Venmo plans to add a function that will let senders identify whether they’re making Venmo payments to cover the purchase of goods and services, according to a notice that began rolling out to Venmo customers this week. The change will allow users to gain purchase-protection benefits on eligible payments, though the sellers of these goods and services will start being charged 1.9% of the transaction amount, plus 10 cents, to receive money this way.
It’s free for people to send or receive money through Venmo, which got its start as a way for friends and family to exchange money with one another. But Venmo is also used for business purposes, as folks like hairstylists, artists, and other sole proprietors opt to accept customer payments through the service. Venmo has been looking to capitalize on this kind of commercial activity while preserving the ability for friends to freely pay one another.
Venmo processed $51 billion in total payment volume during the first quarter, with that total representing a combination of personal and commercial payments.
Those exchanging money through PayPal’s core peer-to-peer (P2P) platform have already had the option to designate payments as being for goods and services while enabling purchase protections, and Chief Executive Dan Schulman said on the company’s last earnings call in May that this is “a huge revenue generator on the PayPal P2P side.” He added that the “same thing will be happening on the Venmo side.”
Venmo also lets sellers create “business profiles” that allow them to separate commercial transactions from their personal Venmo payment histories. Sellers pay a fee of 1.9% of the transaction account, plus 10 cents, when they opt to collect payments this way, which is the same fee structure that Venmo is setting out for the new option that will let senders designate whether their payments are commercial in nature.

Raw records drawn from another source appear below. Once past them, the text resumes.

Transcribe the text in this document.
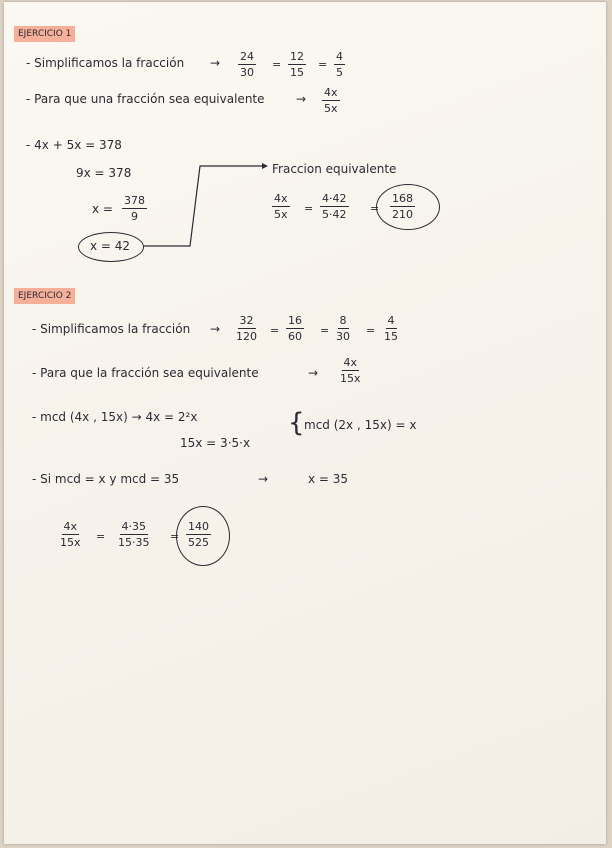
EJERCICIO 1
- Simplificamos la fracción → $\frac{24}{30} = \frac{12}{15} = \frac{4}{5}$
- Para que una fracción sea equivalente	→ $\frac{4x}{5x}$
- 4x + 5x = 378
9x = 378
$x = \frac{378}{9}$
x = 42
Fraccion equivalente
$\frac{4x}{5x} = \frac{4\cdot 42}{5\cdot 42} = \frac{168}{210}$
EJERCICIO 2
- Simplificamos la fracción → $\frac{32}{120} = \frac{16}{60} = \frac{8}{30} = \frac{4}{15}$
- Para que la fracción sea equivalente	→ $\frac{4x}{15x}$
- mcd (4x , 15x) → 4x = 2²x
15x = 3·5·x
{ mcd (2x , 15x) = x
- Si mcd = x y mcd = 35	→	x = 35
$\frac{4x}{15x} = \frac{4\cdot 35}{15\cdot 35} = \frac{140}{525}$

Some sellers conducting commerce through Venmo likely haven’t converted over to business accounts, and Venmo’s newly announced changes seem aimed at addressing that.
The company also began notifying users this week that it will raise the cost of “instant” transfers of account funds that users make to their debit cards or bank accounts. The new instant-transfer fee will be 1.5% of the transaction amount, with a minimum charge of 25 cents and a maximum charge of $15. The prior fee was 1% of the transaction total with the same 25-cent minimum fee and a maximum of $10.
The instant-transfer option allows Venmo users to move money from their Venmo mobile wallets to their bank accounts or debit cards that becomes “typically available in minutes,” according to the company’s published fee information. Venmo will continue to let users conduct free withdrawals of money from their accounts, through a process that can transfer the funds in one to three business days.
The new instant-transfer fee goes into effect Aug. 2, while the new option for goods and services becomes effective July 20.
Venmo’s changes come after PayPal announced late last week a series of fee increases for the core PayPal platform. The fee for PayPal commercial transactions like core checkout will soon be 3.49% plus 49 cents, up from 2.9% plus 30 cents previously.
The core PayPal changes suggest “greater confidence by PayPal around the value of its branded checkout for merchants” relative to card-based checkout, according to Bernstein analyst Harshita Rawat.